I have written a free eBook entitled "DIY: Wooden Fly Boxes," a guide on how to build wooden fly boxes with a router and would like to share this fun project with all the readers. 

I posted it on Pinterest in JPG format (Link to pinterst removed--not linked to plans--MODERATOR)

It is also available in PDF format that I can email to anyone who wants a free copy. (email a request to: ******X)
(EDIT BY MODERATOR--Please PM this member for our free copy--he will respond-Mike)

I posted the JPG version to the PHOTOS section of this site.

Is there any way to upload the PDF file on this site for distribution? 

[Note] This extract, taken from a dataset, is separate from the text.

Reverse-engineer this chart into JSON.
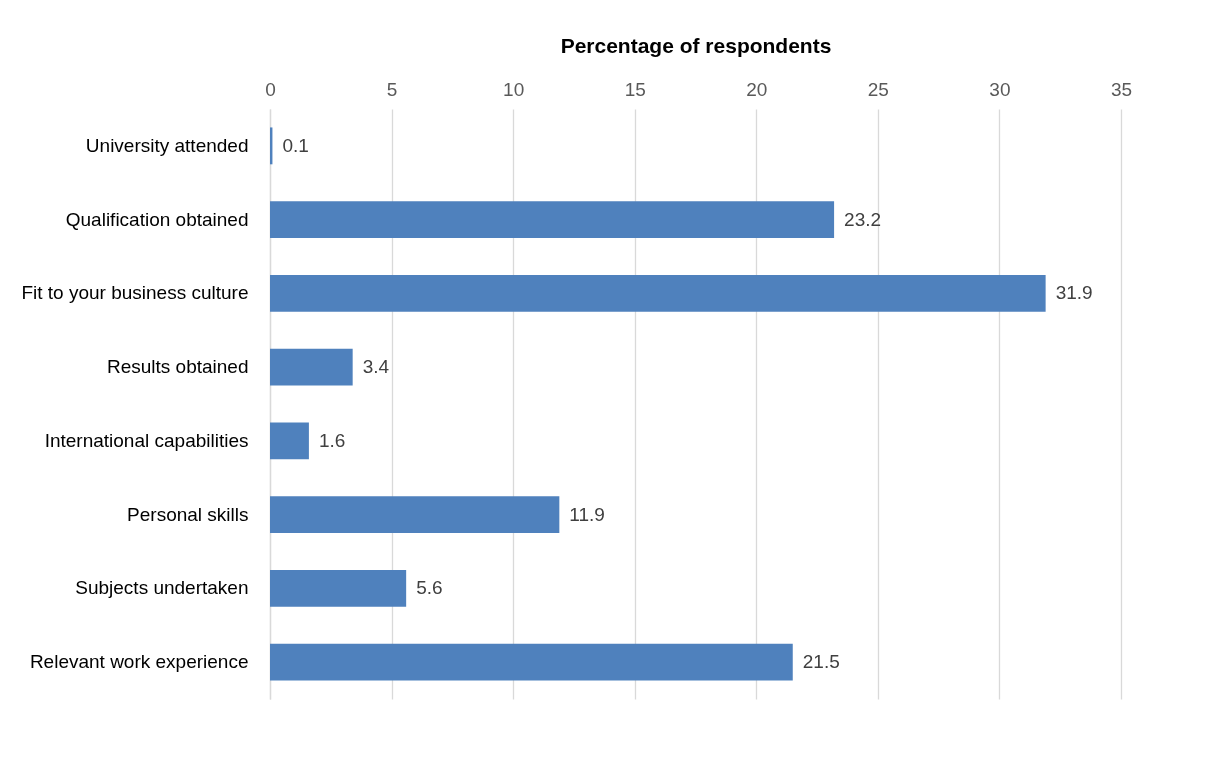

Please let me know if it is OK to offer my free eBook to your readers. Again, it is free and I am not trying to make money from it. I just want to share this fun project.

Thanks,
Gary Salisbury


----------



## johnep (Apr 12, 2007)

If you reveal your email address on forum, the spambots will get you.
johnep


----------



## Gary Salisbury (Dec 7, 2015)

Thanks, John. I'm having trouble figuring out how to edit it out now.....


----------



## StanBo (Dec 8, 2015)

I just sent you an email, thanks!


----------



## Gary Salisbury (Dec 7, 2015)

I may have inadvertently posted the link to my main Pinterest page but I can't tell because Mike edited it out. 

This link will take you directly to the Flybox book: (Note: you need to be signed up for Pinterest but they will not sell your email or spam you)

https://www.pinterest.com/garydsalisbury/woodworking-fly-boxes/

Or you can click on My Photos under my name in this message.

Or PM me and I will email a PDF copy to you. 

Sorry if I screwed up anything. I'm just trying to do a service to the community before I kick the bucket.


----------